Egnor then goes on to play more equivocation games with the concept of falsifiability. ID proponents often do this, conflating ID per se, with specific claims made by IDers. The former, able to incorporate any finding into itself, it nonfalsifiable. The latter, so often in conflict with science, is and has been falsified. This distinction is of course lost on Egnor. But despite that, Egnor thinks he can show that ID is falsifiable, but as usual, all he does is show he doesn't understand the concept:
The falsification of intelligent design is Darwinism. The falsification of Darwinism is intelligent design. Either biology shows evidence of intelligent agency, or it doesn’t. Either intelligent design and Darwinism are both science, or neither is science. If you can’t test the hypothesis of intelligent agency in biology, then you can’t test Darwinism, and Darwinism is immune from evidence and must simply be accepted on faith.

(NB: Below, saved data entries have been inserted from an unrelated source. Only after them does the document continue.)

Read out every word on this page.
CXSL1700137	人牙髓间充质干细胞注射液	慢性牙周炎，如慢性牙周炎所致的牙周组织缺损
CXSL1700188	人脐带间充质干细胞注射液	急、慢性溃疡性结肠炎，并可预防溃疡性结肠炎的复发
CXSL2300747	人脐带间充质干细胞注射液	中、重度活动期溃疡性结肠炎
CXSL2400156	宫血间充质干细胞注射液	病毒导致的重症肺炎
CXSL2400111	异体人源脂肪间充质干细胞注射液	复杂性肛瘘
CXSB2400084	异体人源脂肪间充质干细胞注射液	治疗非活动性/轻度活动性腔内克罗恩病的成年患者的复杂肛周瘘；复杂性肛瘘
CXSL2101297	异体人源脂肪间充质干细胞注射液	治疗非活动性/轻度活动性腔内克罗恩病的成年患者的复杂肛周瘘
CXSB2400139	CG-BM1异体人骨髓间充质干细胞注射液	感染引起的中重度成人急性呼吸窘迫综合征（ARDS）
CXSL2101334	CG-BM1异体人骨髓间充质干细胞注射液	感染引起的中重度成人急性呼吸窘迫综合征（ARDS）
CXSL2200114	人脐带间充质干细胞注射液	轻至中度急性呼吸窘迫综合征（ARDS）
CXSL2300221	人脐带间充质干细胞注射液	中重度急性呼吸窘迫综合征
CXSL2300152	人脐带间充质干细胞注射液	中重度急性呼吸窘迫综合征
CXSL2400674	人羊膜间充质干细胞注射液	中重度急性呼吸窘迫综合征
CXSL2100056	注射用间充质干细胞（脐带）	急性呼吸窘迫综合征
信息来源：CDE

This could only be written by someone completely ignorant of the massive amount of evidence done with evolutionary assumptions, and all the falsifiable testing done. Tiktaalik wasn't found by luck. Scientists predicted where it would be, then went and dug it up. Evolution needed a mechanism to pass on inherited traits. When we unearthed the genetic code, it didn't have to coincide with evolutionary predictions, but it did. None of this has anything to do with intelligent design, which is why Egnor's conflation of the two as supposedly opposite sides of the same coin is absurd.
To show how absurd Egnor is being, consider what would happen if we found a living creature that actually DID show signs of being intelligently designed: it contained unique properties, borrowed successes from other creatures, and had no homologies or any known ancestors. Egnor would have us believe that would disprove evolution. What twaddle! The existence of such a being would not prove that ALL life was designed, since all other life still shows no design whatsoever (contrary to Egnor's baseless imaginings), and still conforms totally with evolutionary principles. We would simply have something new to study, with a different source than other life.
No amount of word games by Egnor or anyone else can change a simple, easily verifiable fact. All over the world, scientists are doing falsifiable experiments on evolution. They have been doing so for almost 150 years. And evolution keeps being confirmed. By stark contrast, there is no such work going on for Intelligent Design, and there never will be, because it is not a scientific proposition. It is a philosophical one, and a bad one, which is why the top promoters of ID are incompetent hacks like Egnor.